OHAL kararının yayın yasağını kapsayıp kapsamadığını açıklayan Baro Başkanı Yılmaz, söz konusu kararı da eleştirdi. Yılmaz, şöyle konuştu: Şu an itibarıyla yayın yasağını kapsamıyor ama bir süre sonra kapsaya da bilir. Zaten bir dezenformasyon yasası var, onda da ‘Sadece yayını yapan değil yayan da sorumlu’ diyor. Yalan haberden bahsediyorsunuz, hangi haberin yalan olduğunu kim biliyor? Burada yıkılan bina sayısı diyelim ki 7-8 bin civarında, vefat eden yurttaş sayısı bina sayısından az… Sabaha karşı yaşanan bir depremden sonra böyle bir durumu nasıl ifade edersiniz? Vefat sayısının çok olduğu anlamında söylemiyorum, bir tutarsızlık olduğunu ifade etmeye çalışıyorum.

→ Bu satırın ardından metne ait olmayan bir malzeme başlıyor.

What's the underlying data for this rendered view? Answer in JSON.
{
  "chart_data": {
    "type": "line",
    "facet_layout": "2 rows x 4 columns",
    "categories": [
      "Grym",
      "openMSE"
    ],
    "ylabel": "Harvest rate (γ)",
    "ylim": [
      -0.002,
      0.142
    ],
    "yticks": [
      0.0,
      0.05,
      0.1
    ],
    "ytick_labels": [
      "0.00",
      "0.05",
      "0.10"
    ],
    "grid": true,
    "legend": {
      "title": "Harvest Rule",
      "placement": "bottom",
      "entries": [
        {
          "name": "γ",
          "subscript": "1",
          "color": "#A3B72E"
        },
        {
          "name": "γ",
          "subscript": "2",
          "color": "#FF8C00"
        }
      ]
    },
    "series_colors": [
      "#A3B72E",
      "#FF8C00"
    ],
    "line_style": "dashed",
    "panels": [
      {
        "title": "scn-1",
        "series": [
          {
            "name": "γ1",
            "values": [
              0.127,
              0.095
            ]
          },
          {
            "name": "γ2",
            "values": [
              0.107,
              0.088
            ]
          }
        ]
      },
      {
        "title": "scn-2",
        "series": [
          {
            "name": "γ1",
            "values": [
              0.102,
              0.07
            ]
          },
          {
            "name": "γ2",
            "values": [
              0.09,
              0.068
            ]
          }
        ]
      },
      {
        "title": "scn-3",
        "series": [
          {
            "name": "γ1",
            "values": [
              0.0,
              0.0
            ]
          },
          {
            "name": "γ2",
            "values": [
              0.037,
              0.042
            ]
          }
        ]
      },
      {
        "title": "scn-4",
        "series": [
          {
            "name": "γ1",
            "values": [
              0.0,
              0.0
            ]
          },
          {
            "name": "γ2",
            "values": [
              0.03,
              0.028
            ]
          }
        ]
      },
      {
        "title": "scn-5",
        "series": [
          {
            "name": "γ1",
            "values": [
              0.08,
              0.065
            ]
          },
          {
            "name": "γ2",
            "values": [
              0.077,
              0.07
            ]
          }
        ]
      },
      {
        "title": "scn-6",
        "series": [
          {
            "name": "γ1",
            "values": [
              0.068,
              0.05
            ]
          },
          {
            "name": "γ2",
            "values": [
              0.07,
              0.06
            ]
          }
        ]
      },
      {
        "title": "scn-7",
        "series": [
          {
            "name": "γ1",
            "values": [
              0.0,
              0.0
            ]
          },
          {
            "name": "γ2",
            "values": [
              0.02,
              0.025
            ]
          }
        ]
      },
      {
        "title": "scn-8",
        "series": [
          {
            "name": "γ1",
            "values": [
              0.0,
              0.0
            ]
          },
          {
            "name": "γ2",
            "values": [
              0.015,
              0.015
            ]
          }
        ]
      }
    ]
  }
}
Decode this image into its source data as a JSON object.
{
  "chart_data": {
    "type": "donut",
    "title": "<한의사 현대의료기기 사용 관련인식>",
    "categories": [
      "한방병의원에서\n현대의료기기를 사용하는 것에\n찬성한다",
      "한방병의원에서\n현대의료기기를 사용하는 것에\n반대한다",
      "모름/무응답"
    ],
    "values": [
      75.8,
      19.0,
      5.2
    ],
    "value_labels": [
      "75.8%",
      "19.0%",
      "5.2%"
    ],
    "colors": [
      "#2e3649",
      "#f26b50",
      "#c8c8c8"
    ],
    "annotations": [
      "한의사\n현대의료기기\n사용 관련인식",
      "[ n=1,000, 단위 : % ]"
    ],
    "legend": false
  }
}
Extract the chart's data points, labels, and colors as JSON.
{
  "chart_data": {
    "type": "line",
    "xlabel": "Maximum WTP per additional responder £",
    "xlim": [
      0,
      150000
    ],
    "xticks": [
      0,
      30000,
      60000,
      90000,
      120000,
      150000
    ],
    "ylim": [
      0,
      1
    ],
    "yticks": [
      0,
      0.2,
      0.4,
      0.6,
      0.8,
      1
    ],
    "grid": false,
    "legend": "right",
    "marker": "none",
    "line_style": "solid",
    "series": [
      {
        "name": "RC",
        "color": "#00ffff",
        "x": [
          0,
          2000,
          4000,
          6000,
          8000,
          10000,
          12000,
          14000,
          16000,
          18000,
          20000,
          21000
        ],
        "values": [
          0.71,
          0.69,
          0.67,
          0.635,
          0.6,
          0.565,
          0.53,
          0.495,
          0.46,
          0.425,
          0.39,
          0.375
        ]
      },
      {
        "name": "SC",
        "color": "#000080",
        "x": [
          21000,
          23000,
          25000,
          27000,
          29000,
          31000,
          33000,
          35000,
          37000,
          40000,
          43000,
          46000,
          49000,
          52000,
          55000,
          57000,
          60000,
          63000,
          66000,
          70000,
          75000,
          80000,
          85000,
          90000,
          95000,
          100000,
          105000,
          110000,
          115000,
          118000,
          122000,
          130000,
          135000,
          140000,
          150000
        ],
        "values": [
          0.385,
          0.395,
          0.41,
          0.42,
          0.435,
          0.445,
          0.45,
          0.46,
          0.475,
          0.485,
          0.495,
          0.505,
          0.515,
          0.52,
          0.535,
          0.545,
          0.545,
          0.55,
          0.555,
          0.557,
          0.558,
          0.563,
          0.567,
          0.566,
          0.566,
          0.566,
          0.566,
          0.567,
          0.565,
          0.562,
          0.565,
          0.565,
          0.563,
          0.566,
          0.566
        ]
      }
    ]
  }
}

Elbette OHAL’in faydaları olabilir ama burada güdülen amacı ne olduğu, neye hizmet edeceği önemli… Üzerinden 36 saat geçmiş bir depreme rağmen kent merkezlerinde ulaşılmayan binalar var. Zaten bu OHAL, her şeyden önce oraya ulaşımı engellemek… Baro başkanlarımızla görüşüyoruz; ‘Yardım malzemelerinin doğrudan AFAD’a teslim edilmesi gerekiyor, başka bir dağıtım şekli yok’ diyorlar. Peki AFAD bunun organizasyonunu yapabildi mi? Yapamadı. Herkesin birlikte hareket etmesi gerekir. Depremin etkileri çok büyük… Yardımların bir an önce ulaştırılması gerekir. OHAL bunun çaresi değildir. OHAL’in daha kapsamlı ve farklı boyutta sorunlarla ilgili olması gerekir.”